Telset.id, Jakarta –  Terbitnya PP Postelsiar juga mendapat perhatian dari Komisi Pengawas Persaingan Usaha (KPPU). Disebutkan, ada tiga kendala di PP Postelsiar yang berpotensi menimbulkan masalah persaingan usaha, khususnya bagi pelaku industri ICT.

Guntur Syahputra Saragih, Wakil Ketua KPPU mengaku mengapresiasi payung hukum yang diterbitkan pemerintah tersebut, karena setidaknya 7 kali menekankan praktik persaingan usaha yang sehat dalam pasal-pasalnya.

Namun, Guntur menyebut ada beberapa catatan yang harus diperhatikan dari PP Postelsiar agar pelaku industri telekomunikasi benar-benar bisa melakukan persaingan bisnis yang sehat.

{Baca juga: PP Postelsiar Untungkan OTT, Kapan Industri ICT Bisa Sehat?}

Pertama, terkait Pasal 30 ayat 2 PP Postelsiar yang menyebutkan Menteri dapat menetapkan tarif batas atas dan atau tarif batas bawah Penyelenggaraan Telekomunikasi dengan memperhatikan kepentingan masyarakat dan persaingan usaha yang sehat.

Untungnya di ayat ini disebutkan dapat menetapkan tarif. Tetapi apakah benar-benar sudah terjadi kegagalan pasar sehingga regulator harus turun tangan menetapkan tarif?

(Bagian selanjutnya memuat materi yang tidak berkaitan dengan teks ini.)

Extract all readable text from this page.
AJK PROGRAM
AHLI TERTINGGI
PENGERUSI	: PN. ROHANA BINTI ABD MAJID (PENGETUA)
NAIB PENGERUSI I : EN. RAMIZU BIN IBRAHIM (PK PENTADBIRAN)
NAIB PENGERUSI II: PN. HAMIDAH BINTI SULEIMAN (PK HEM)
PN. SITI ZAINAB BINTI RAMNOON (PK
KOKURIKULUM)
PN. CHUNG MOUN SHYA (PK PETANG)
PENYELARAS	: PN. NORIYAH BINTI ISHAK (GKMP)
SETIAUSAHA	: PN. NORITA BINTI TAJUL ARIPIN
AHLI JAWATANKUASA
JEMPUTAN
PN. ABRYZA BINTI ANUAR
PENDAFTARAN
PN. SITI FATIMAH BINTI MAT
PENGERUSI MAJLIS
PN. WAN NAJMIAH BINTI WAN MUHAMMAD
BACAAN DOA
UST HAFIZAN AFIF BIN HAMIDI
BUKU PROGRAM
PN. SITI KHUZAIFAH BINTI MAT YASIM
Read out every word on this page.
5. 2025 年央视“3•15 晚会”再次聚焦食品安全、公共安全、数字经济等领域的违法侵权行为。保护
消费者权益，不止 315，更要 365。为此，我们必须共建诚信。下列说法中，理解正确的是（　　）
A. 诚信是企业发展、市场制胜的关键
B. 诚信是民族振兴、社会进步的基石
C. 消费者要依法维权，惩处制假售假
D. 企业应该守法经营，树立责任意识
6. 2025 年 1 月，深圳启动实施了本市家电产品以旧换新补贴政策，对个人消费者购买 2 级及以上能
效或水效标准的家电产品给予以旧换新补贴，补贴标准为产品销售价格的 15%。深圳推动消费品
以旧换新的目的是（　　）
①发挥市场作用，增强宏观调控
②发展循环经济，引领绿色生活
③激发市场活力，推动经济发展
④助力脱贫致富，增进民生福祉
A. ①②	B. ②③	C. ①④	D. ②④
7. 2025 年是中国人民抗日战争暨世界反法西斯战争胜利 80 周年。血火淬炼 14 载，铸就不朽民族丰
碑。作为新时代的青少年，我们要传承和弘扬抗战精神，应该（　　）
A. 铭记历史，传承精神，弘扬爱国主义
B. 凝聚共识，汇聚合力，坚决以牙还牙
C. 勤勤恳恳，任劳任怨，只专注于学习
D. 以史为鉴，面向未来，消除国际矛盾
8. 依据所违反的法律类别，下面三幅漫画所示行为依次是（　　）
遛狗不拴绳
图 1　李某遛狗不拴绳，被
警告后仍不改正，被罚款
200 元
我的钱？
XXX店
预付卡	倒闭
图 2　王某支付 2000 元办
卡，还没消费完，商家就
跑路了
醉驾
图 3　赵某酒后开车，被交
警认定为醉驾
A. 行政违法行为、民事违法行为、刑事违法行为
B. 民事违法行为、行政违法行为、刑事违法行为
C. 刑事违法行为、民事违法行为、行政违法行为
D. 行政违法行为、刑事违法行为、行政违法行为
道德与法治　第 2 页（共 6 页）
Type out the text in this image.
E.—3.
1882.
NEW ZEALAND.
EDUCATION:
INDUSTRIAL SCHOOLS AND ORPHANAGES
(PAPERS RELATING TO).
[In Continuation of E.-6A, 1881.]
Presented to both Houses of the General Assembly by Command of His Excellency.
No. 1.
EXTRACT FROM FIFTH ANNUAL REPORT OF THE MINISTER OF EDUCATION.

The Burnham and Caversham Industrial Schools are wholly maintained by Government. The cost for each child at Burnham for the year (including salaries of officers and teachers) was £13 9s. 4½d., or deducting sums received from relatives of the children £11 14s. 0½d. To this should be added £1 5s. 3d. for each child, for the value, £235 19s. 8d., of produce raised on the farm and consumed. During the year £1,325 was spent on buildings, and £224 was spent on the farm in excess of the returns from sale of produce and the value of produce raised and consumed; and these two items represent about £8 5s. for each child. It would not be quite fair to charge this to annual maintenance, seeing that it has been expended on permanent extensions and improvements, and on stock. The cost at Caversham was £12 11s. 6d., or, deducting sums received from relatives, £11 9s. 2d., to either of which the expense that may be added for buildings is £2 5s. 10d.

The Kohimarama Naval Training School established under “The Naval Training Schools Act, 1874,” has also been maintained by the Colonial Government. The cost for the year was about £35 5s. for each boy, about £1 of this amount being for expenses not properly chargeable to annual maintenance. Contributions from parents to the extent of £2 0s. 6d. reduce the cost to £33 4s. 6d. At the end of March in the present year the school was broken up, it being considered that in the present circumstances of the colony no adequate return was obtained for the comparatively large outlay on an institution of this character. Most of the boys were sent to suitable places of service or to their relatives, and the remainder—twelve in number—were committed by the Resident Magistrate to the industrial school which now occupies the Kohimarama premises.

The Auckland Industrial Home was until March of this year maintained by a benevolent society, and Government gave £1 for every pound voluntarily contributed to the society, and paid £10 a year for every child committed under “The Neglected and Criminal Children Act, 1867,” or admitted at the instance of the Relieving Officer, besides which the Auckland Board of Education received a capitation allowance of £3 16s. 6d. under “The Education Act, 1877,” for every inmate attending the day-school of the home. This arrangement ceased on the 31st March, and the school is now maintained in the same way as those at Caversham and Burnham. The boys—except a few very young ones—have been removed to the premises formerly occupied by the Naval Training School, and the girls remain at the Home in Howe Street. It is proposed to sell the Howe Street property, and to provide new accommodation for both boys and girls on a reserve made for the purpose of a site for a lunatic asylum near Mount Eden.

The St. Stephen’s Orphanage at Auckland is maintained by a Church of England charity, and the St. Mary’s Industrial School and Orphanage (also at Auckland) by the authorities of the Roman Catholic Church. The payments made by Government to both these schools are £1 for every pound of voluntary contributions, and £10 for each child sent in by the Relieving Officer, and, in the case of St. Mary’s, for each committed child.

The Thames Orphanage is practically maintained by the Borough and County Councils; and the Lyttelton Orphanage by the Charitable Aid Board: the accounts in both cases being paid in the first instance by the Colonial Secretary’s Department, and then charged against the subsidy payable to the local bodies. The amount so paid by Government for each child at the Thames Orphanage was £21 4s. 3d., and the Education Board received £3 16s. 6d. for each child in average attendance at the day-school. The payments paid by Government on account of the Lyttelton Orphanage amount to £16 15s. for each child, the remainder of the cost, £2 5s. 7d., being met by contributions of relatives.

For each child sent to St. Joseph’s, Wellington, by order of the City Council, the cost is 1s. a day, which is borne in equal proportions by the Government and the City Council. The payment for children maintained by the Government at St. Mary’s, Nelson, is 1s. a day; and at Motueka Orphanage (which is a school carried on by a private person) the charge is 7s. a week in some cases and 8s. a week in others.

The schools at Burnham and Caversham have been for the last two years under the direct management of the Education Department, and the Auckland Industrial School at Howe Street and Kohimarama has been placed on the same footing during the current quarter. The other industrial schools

“Kami berharap penetapan tarif ini harus melihat sudut pandang masyarakat, bukan hanya dari sisi menjaga keberlangsungan operator yang saling berkompetisi,” kata Guntur di acara webinar “Menuju Kompetisi yang Sehat di Industri ICT Pasca PP Postelsiar”, Rabu (24/3/2021)..

Kedua, terkait belum terpenuhinya kondisi kesetaraan level of playing field antara operator dengan OTT asing.

Pasal 15 PP Postelsiar menyatakan Pelaku Usaha baik nasional maupun asing yang menjalankan kegiatan usaha melalui internet kepada pengguna di wilayah Indonesia dalam melakukan kerja sama usahanya dengan penyelenggara jaringan telekomunikasi dan/atau penyelenggara jasa telekomunikasi dilaksanakan berdasarkan prinsip adil, wajar, dan nondiskriminatif, serta menjaga kualitas layanan sesuai dengan ketentuan peraturan perundang-undangan.

{Baca juga: Carrier Billing Bisa Jadi Solusi Polemik Operator dan OTT, Tapi…}

“Kasarnya, sesuai Undang-Undang Nomor 5 Tahun 1999 tentang Larangan Praktek Monopoli dan Persaingan Usaha Tidak Sehat, KPPU hanya bisa melakukan penindakan terhadap perusahaan yang badan hukumnya ada di dalam negeri,” kata Guntur.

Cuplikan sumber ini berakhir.